Citation: Kelly DP, Hester EJ, Johnson KR, Heilig LF, Drake AL, et al. (2004) Avoiding URL Reference Degradation in Scientific Publications. PLoS Biol 2(4): e99. doi:10.1371/journal.pbio.0020099
Published: April 13, 2004
Copyright: © 2004 Kelly et al. and Public Library of Science. This is an open-access article distributed under the terms of the Creative Commons Attribution License, which permits unrestricted use, distribution, and reproduction in any medium, provided the original work is properly cited.
While we applaud PloS' use of Digital Object Identifiers (“The What and Whys of DOIs,” PLoS Biol 1: e57 doi: 10.1371/journal.pbio.0000057), we also note the lack of provisions in your instructions for authors for preserving access to electronic information residing at a cited Internet addresses via Uniform Resource Locators (URLs). Medical and scientific literature increasingly cites information only found on the Internet. However, URLs may become inaccessible shortly after article publication.
Please consider requiring PLoS' authors to (1) submit all cited URLs to the Internet Archive (www.archive.org), a nonprofit organization that has been preserving electronic content since 1996, and (2) maintain a printed copy of the electronic information for future communication until the URL becomes available at the Internet Archive (about a six-month lag time).
The Internet Archive, the largest digital library of Internet sites and other digital data, stores cited Internet information at no cost to the author, reader, or publisher. By requiring PLoS' authors to submit all cited Internet-based information to the Internet Archive, PLoS will better preserve the integrity of its content for the future.
Ms. Kelly and colleagues raise an important issue about the ephemeral nature of many information sources on the Internet. In the case of online scholarly literature, information is more likely to be archived and able to be found—indeed, an open-access article is one in which, according to the Bethesda Definition, “A complete version of the work and all supplemental materials, including a copy of the permission…, in a suitable standard electronic format is deposited immediately upon initial publication in at least one online repository that is supported by an academic institution, scholarly society, government agency, or other well-established organization that seeks to enable open access, unrestricted distribution, interoperability, and long-term archiving (for the biomedical sciences, PubMed Central is such a repository).”
Other types of Internet-based information are more likely to change, move, or be removed.

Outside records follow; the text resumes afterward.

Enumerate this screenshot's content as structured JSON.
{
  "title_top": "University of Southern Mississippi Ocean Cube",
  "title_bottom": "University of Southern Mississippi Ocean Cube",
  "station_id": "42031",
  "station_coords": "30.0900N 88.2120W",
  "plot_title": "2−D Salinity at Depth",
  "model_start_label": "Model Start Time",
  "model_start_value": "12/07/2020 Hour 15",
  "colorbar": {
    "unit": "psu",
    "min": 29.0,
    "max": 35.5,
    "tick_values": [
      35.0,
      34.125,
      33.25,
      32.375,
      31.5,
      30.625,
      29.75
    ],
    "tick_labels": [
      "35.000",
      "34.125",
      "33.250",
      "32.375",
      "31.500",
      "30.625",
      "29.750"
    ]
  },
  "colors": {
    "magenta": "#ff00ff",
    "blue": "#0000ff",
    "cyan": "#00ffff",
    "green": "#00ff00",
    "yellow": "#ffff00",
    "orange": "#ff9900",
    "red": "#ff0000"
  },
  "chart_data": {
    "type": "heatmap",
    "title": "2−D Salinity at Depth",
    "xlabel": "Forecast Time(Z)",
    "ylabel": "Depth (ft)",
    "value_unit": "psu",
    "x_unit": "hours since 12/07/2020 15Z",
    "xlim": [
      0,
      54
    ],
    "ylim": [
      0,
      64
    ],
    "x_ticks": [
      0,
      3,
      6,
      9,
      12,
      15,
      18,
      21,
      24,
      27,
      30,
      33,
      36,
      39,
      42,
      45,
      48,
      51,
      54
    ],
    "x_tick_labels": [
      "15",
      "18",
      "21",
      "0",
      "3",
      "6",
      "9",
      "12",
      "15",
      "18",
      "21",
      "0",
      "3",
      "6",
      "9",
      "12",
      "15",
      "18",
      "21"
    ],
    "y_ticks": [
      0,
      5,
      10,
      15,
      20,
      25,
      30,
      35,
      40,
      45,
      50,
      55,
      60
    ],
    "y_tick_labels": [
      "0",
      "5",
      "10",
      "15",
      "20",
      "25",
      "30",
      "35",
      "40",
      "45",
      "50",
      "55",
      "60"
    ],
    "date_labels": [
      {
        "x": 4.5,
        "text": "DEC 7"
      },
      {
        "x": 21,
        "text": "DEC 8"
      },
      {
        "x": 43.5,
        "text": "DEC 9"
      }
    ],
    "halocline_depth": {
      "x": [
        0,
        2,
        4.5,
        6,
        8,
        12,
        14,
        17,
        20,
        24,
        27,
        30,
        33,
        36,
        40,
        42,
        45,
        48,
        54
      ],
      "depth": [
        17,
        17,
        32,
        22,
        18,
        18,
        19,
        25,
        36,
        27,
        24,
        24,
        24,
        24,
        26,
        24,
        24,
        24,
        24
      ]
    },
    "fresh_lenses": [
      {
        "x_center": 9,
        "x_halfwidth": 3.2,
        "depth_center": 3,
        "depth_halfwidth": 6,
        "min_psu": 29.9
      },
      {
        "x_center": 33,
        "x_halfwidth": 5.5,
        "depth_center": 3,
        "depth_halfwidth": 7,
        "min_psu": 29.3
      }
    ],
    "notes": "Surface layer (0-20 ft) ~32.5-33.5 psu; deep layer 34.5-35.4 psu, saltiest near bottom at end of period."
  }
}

We agree that wherever possible we must find a way to preserve the relevant information from the sources cited in our articles.
PLoS has always encouraged authors to submit supporting information for their research articles, including raw datasets, spreadsheets, multimedia, and snapshots of Web-based interactive tools. PLoS makes this supporting information available to everyone for download and use. PLoS also requires authors to deposit all appropriate datasets, images, and information in public databases and to list the relevant accession and version numbers in the article.
The question, then, is how PLoS and its authors can preserve access to other Internet-based information, including organizational Web sites, articles in the popular media, or interactive databases.
Although submitting cited URLs to the Internet Archive is worthwhile, it is still (unfortunately) far from ideal. The Internet Archive is best at archiving simple HTML and may be the most appropriate place to archive a Web site an author has cited for its static information content. The Internet Archive does not, however, archive content with password restrictions or “crawling” restrictions, and it allows the removal of already archived content at the request of Web administrators; it would therefore not be an effective archive, for example, for popular press articles that have restricted access. In addition, the Internet Archive cannot preserve functions that interact with the originating server, so it is not an appropriate way to archive a Web site an author has cited, for example, for its useful interactive tools. Finally, there is currently no automated way for publishers to redirect links from the original address to the address on the Internet Archive.
For the time being, PLoS plans to review all electronic citations on a case-by-case basis and, when appropriate, request that authors submit the cited Web site URL to the Internet Archive and additionally submit a digital copy of the information to PLoS for internal archiving.
We would also like to encourage further input on this issue from the scientific and medical community and urge them to support the Internet Archive and other organizations working to preserve the digital record for future generations.